The Taliban have so far presented no plans for the government they plan to lead, other than to say that it will be guided by Sharia, or Islamic, law. But the pressure is increasing.

The head of the World Food Program in Afghanistan, Mary Ellen McGarty, warned: ‘We are facing a humanitarian crisis of incredible proportions before our eyes.

Thursday marked Afghanistan’s Independence Day, commemorating the 1919 treaty that ended British rule in the Central Asian nation.

The Taliban said, ‘Fortunately today we are celebrating the anniversary of independence from Britain. ‘We are at the same time another arrogant of world power as a result of our jihadist resistance, forcing the United States to fail and withdraw from our sacred territory of Afghanistan.’

Unbeknownst to the insurgents, however, was their violent suppression of protests on Wednesday in the eastern city of Jalalabad, in which demonstrations brought down the Taliban flag and replaced it with Afghanistan’s tricolor. At least one person died.

Urging people to return to work, most government officials remain hiding in their homes or attempt to flee the Taliban.

Afghanistan’s $9 billion foreign reserves remain in question, the vast majority now apparently frozen in the US. The head of the country’s central bank has warned the country’s physical US dollar supply is ‘near zero’ Will increase the prices of essential food while depreciating inflation. Its currency, the Afghani.

Meanwhile, the drought has lost more than 40% of the country’s crop, McGarty said. Many overtook the Taliban and now live in parks and open spaces in Kabul.

“This is truly Afghanistan’s hour of greatest need, and we urge the international community to stand with the Afghan people at this time,” he said.

Afghanistan’s two major border crossings with Pakistan, Torkham near Jalalabad and Chaman near Spin Boldak, are now open for cross-border trade. Pakistan’s Interior Minister Sheikh Rashid Ahmed has said that hundreds of trucks have passed by.

However, traders are still under pressure to price their goods even higher given the insecurity on the roads, confusion at customs and economic conditions.

There has been no armed opposition to the Taliban. But videos from the Panjshir Valley north of Kabul, a stronghold of Northern Coalition militias allied with the US during the 2001 invasion of Afghanistan, show potential opposition figures gathering there. The region is the only province that has not come under the Taliban.
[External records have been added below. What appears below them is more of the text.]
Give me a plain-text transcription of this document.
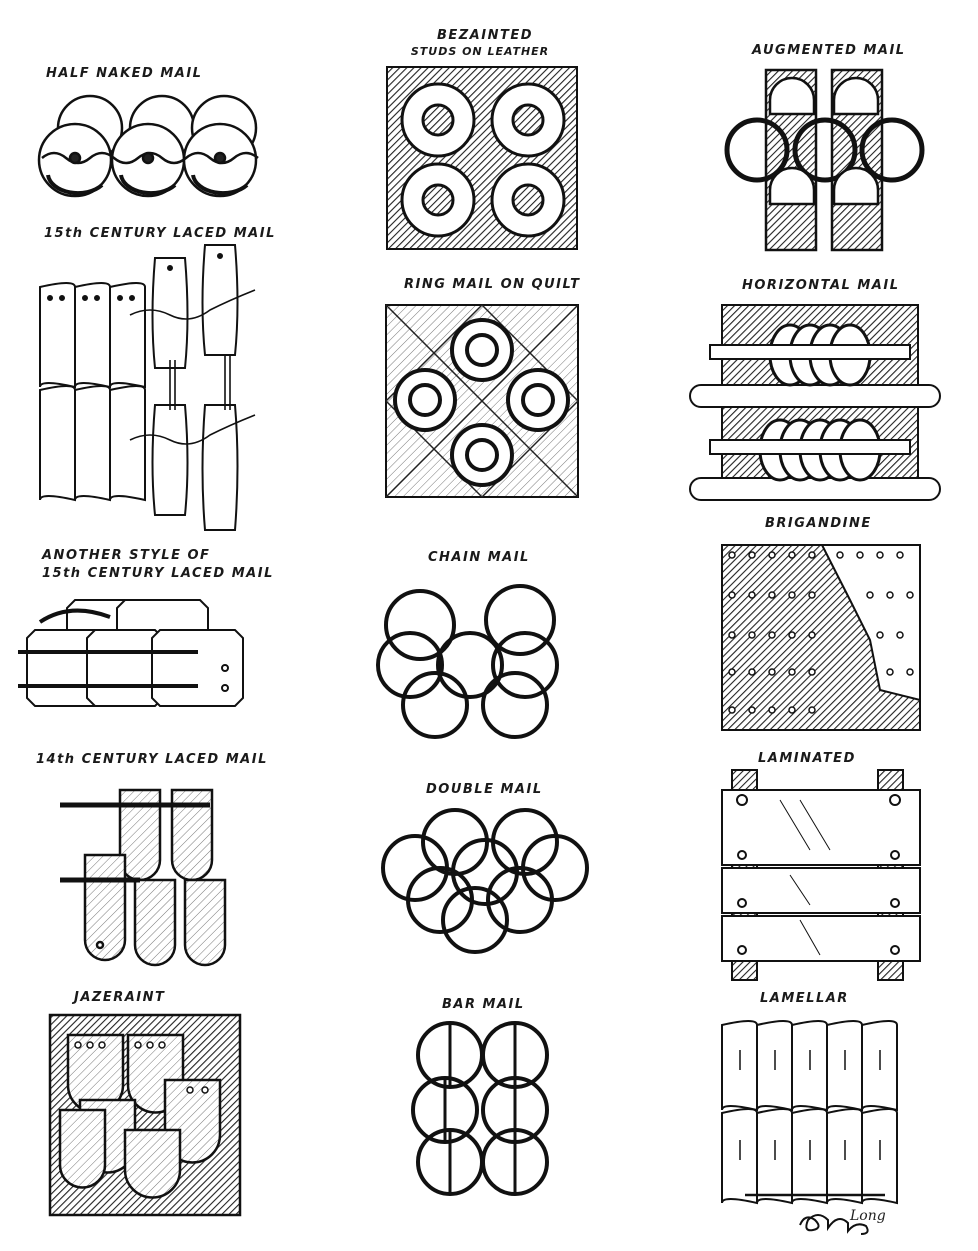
HALF NAKED MAIL
BEZAINTED
STUDS ON LEATHER	AUGMENTED MAIL
15th CENTURY LACED MAIL
RING MAIL ON QUILT	HORIZONTAL MAIL
BRIGANDINE
ANOTHER STYLE OF
15th CENTURY LACED MAIL
CHAIN MAIL
14th CENTURY LACED MAIL
DOUBLE MAIL
LAMINATED
JAZERAINT	BAR MAIL	LAMELLAR
Long
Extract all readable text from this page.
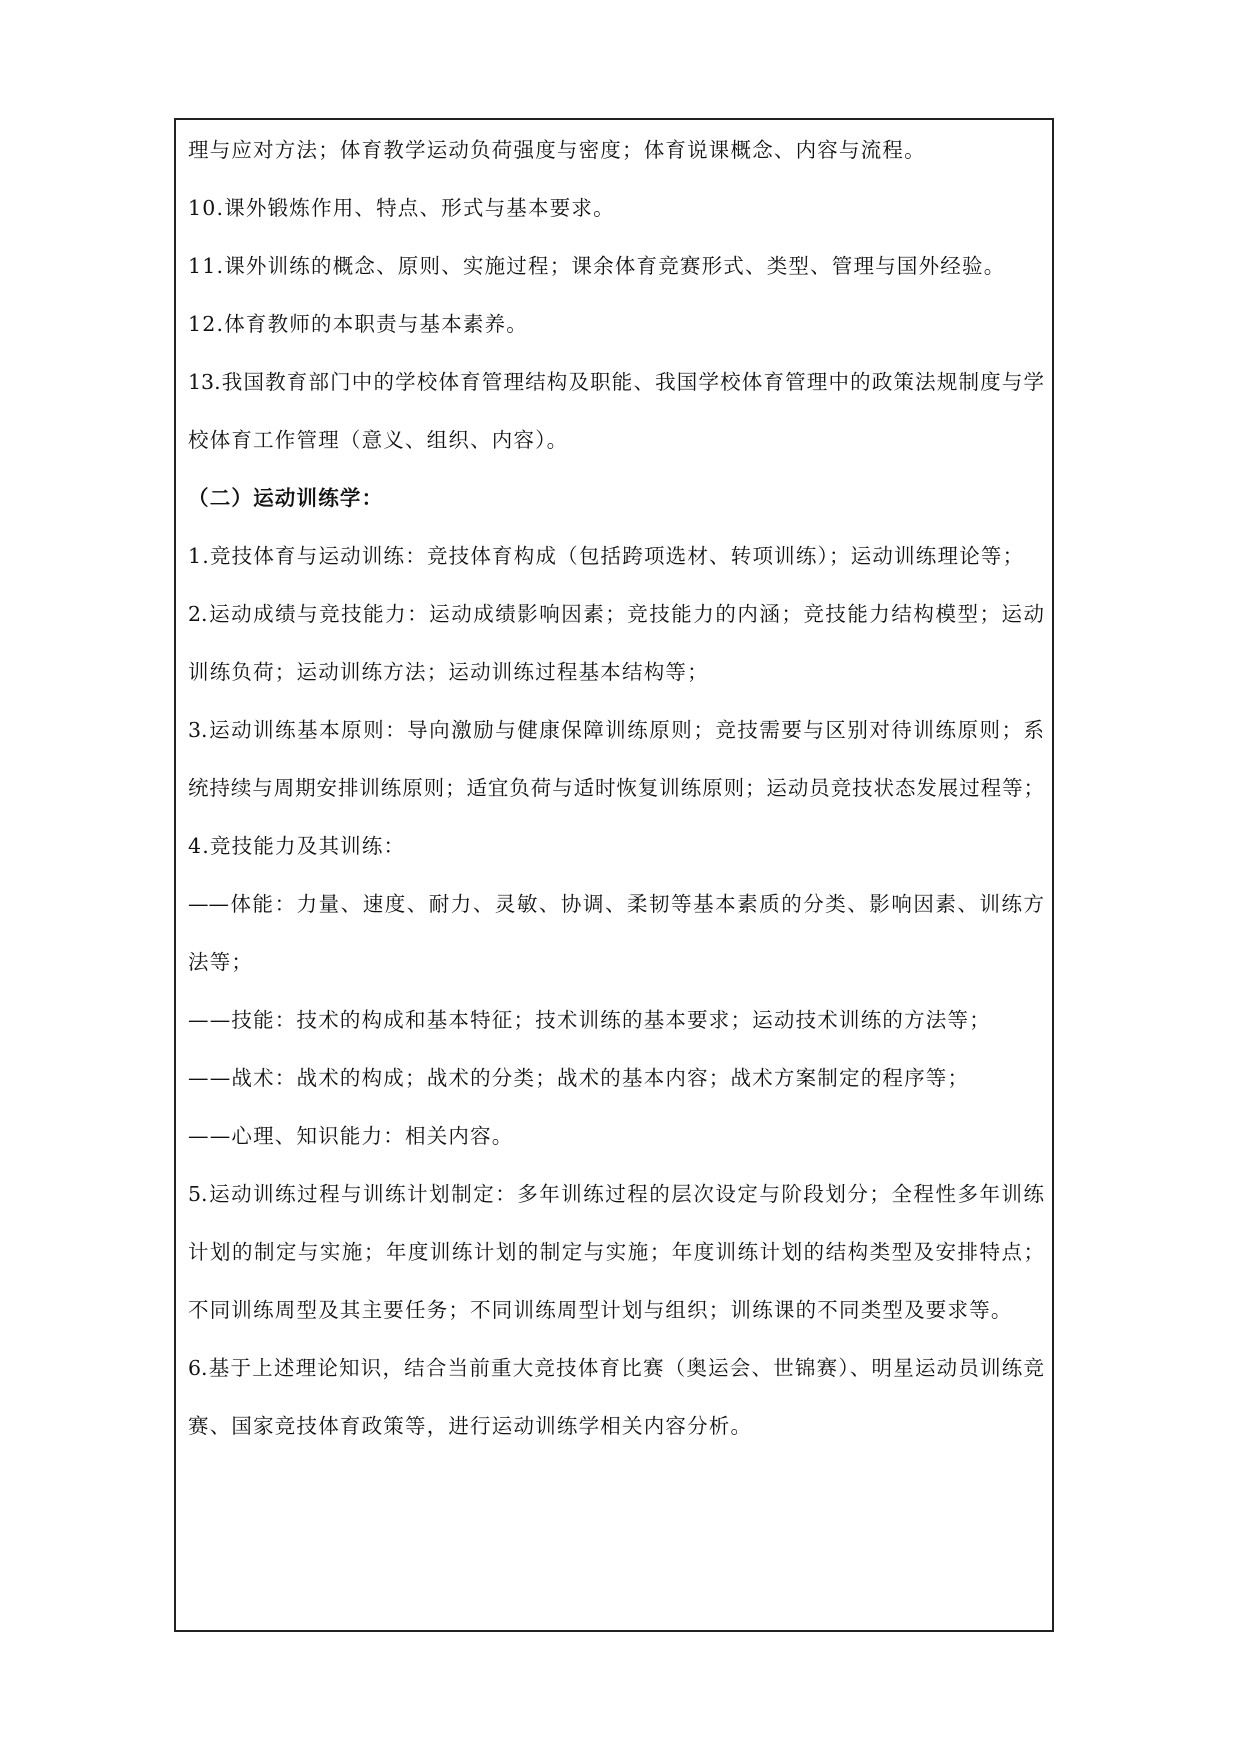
理与应对方法；体育教学运动负荷强度与密度；体育说课概念、内容与流程。
10.课外锻炼作用、特点、形式与基本要求。
11.课外训练的概念、原则、实施过程；课余体育竞赛形式、类型、管理与国外经验。
12.体育教师的本职责与基本素养。
13.我国教育部门中的学校体育管理结构及职能、我国学校体育管理中的政策法规制度与学
校体育工作管理（意义、组织、内容）。
（二）运动训练学：
1.竞技体育与运动训练：竞技体育构成（包括跨项选材、转项训练）；运动训练理论等；
2.运动成绩与竞技能力：运动成绩影响因素；竞技能力的内涵；竞技能力结构模型；运动
训练负荷；运动训练方法；运动训练过程基本结构等；
3.运动训练基本原则：导向激励与健康保障训练原则；竞技需要与区别对待训练原则；系
统持续与周期安排训练原则；适宜负荷与适时恢复训练原则；运动员竞技状态发展过程等；
4.竞技能力及其训练：
——体能：力量、速度、耐力、灵敏、协调、柔韧等基本素质的分类、影响因素、训练方
法等；
——技能：技术的构成和基本特征；技术训练的基本要求；运动技术训练的方法等；
——战术：战术的构成；战术的分类；战术的基本内容；战术方案制定的程序等；
——心理、知识能力：相关内容。
5.运动训练过程与训练计划制定：多年训练过程的层次设定与阶段划分；全程性多年训练
计划的制定与实施；年度训练计划的制定与实施；年度训练计划的结构类型及安排特点；
不同训练周型及其主要任务；不同训练周型计划与组织；训练课的不同类型及要求等。
6.基于上述理论知识，结合当前重大竞技体育比赛（奥运会、世锦赛）、明星运动员训练竞
赛、国家竞技体育政策等，进行运动训练学相关内容分析。
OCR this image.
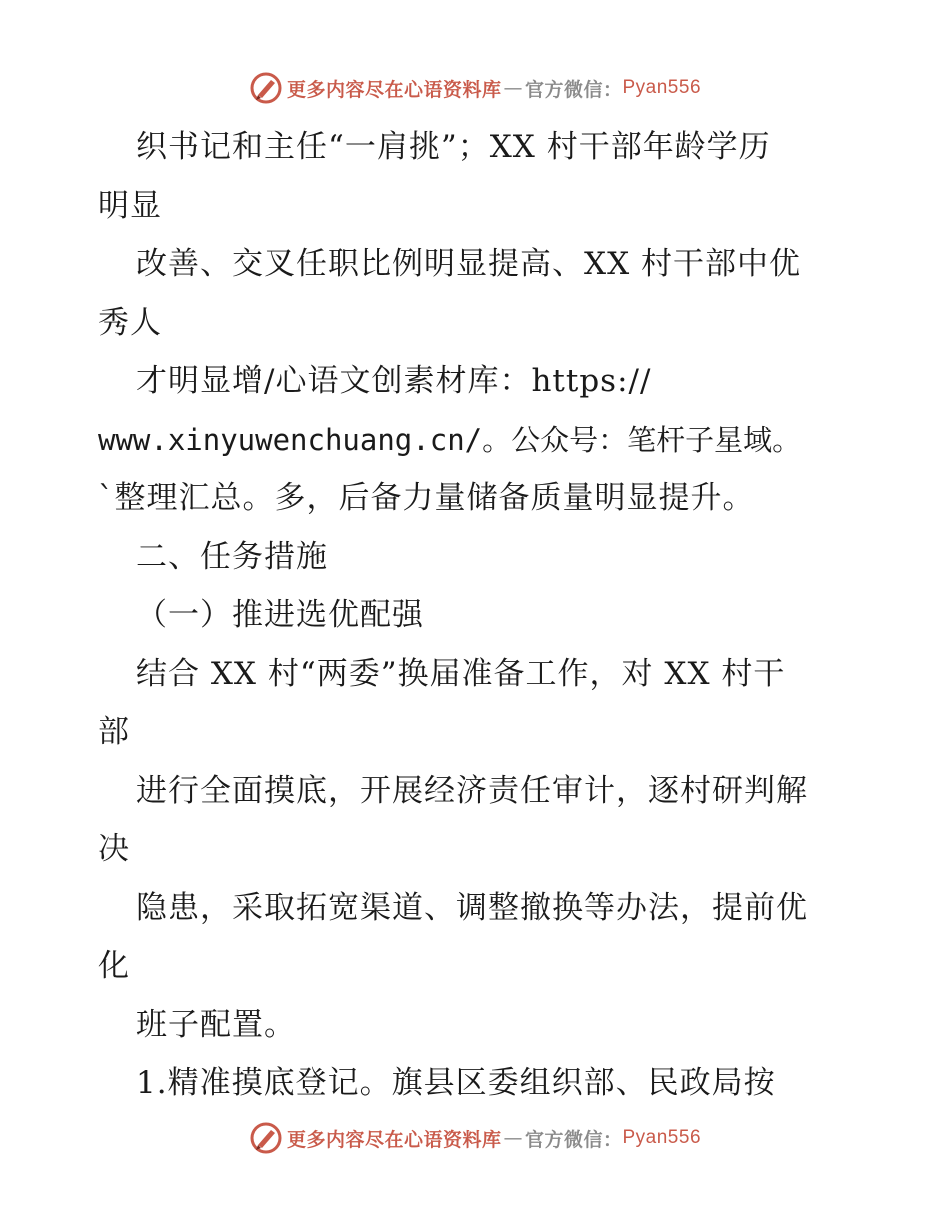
更多内容尽在心语资料库 — 官方微信： Pyan556
织书记和主任“一肩挑”；XX 村干部年龄学历
明显
改善、交叉任职比例明显提高、XX 村干部中优
秀人
才明显增/心语文创素材库：https://
www.xinyuwenchuang.cn/。公众号：笔杆子星域。
`整理汇总。多，后备力量储备质量明显提升。
二、任务措施
（一）推进选优配强
结合 XX 村“两委”换届准备工作，对 XX 村干
部
进行全面摸底，开展经济责任审计，逐村研判解
决
隐患，采取拓宽渠道、调整撤换等办法，提前优
化
班子配置。
1.精准摸底登记。旗县区委组织部、民政局按
更多内容尽在心语资料库 — 官方微信： Pyan556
Those figures include members of the ousted government – Vice President Amrullah Saleh, who claimed on Twitter that he is the country’s rightful president, and Defense Minister General Bismillah Mohammadi – as well as Ahmed Masood, son of slain Northern Coalition leader Ahmed Shah. Huh. Masood.

In an opinion piece published by The Washington Post, Masood asked for arms and assistance to fight the Taliban.

He wrote, ‘I write today from the Panjshir Valley, with Mujahideen fighters ready to follow in my father’s footsteps, who are once again ready to take on the Taliban.

The Taliban is not a problem for the Afghan people alone. Under Taliban control, Afghanistan would undoubtedly become a base for radical Islamic terrorism; Here again a conspiracy will be hatched against democracy.